Comment travailler sur l’intégration des ces populations qui semblent de plus en plus « désintégrées » ?
L’intégration est une notion fondatrice en sociologie. La thématique de l’intégration apparaît avec M. Weber et E. Durkheim, deux pères fondateurs de la sociologie. Rappelons que l’intégration fait partie du débat amorcé au 19ème siècle, celui-ci étant la conséquence à la fois de la révolution industrielle et de la révolution démocratique et politique.
Dans cette logique, le 19ème siècle constitue une remise en cause de l’ordre traditionnel. Les valeurs dominantes jusqu’au 19ème étaient les suivantes : « attachements à la terre, à la monarchie, à la morale religieuse, à l’immobilité géographique et sociale ».
Désormais, on observe une remise en cause de tous ces attachements avec l’apparition de nouvelles classes sociales et des nouvelles technologies, et l’émergence des phénomènes tels que la délinquance, l’alcoolisme, la prostitution et aujourd’hui le suicide des jeunes qui est actuellement le symptôme le plus violent de ces mutations(4).
L’ordre traditionnel semble déstabilisé, sans qu’il n’y ait apparition d’un modèle alternatif, on peut dès lors parler d’anomie (absence de règles) puisqu’il y a remise en cause de tout ce qui fondait la morale antérieure.
Peut-on traiter cette nouvelle forme de la question sociale en inventant des solutions d’insertion plus adaptées, territorialisées ? S’intéresser plus aujourd’hui à ce qui se passe dans le micro-social, là où, quelle que soit l’impuissance du politique, il se passe, de toute façon, toujours quelque chose ?

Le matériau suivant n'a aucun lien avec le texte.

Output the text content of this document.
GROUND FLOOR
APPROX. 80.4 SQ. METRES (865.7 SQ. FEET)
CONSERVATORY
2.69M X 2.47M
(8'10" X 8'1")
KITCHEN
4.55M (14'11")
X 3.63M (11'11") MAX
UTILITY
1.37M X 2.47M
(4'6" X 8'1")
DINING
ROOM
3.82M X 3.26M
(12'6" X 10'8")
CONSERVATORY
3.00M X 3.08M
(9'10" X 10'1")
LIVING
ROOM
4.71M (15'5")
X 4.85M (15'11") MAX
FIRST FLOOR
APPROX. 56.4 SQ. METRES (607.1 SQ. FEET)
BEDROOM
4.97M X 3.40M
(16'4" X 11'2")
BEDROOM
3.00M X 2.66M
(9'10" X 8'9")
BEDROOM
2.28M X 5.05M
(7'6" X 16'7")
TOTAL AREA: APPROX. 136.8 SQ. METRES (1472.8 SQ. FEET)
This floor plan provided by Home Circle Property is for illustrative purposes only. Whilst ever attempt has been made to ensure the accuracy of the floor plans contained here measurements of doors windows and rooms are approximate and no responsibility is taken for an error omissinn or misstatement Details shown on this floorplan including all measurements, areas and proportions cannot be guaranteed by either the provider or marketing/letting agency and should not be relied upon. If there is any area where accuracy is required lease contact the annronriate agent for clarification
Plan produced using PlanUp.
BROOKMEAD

Il faut s’investir, aujourd’hui, dans la création des nouvelles activités productives (...services aux personnes, développement des services intergénérationnels développement des activités issues de l’économie solidaire...) afin de mieux permettre aux exclus d’accéder à un emploi salarié, tel que les travailleurs sociaux ont su le faire en créant les entreprises d’insertion. Négocier des nouvelles approches réglementaires et financières pour mettre au point des formules reconnues, limitant les réponses au coup par coup et s’inscrire dans une démarche plus globale orientée vers « l’innovation »socio-économique et socioculturelle, tout en étant assez présente au sein des coordinations qui structurent le travail interinstitutionnel, la présence sur le terrain d’intervention les instances décisionnelles et capables d’intégrer par l’emploi et la socialisation les publics les plus marginalisés, ceux qui connaissent des désajustements conjoncturels récurrents depuis 30 ans !
1) Paris, éd. du Seuil
2) Psychologue clinicien ; document sur « La Prévention Spécialisée et la crise des banlieues » ; 2006 ; Bordeaux.
3) Zone Franche Sociale® : zone aux avantages équivalents a une zone franche économique, mais a visée purement solidaire. (AH).
4) Voir les travaux du Docteur Pommereau à Bordeaux et mémoire de 3eme
année d’éducateur spécialisée ; IRTSA ; A. Hernandez ; 1994.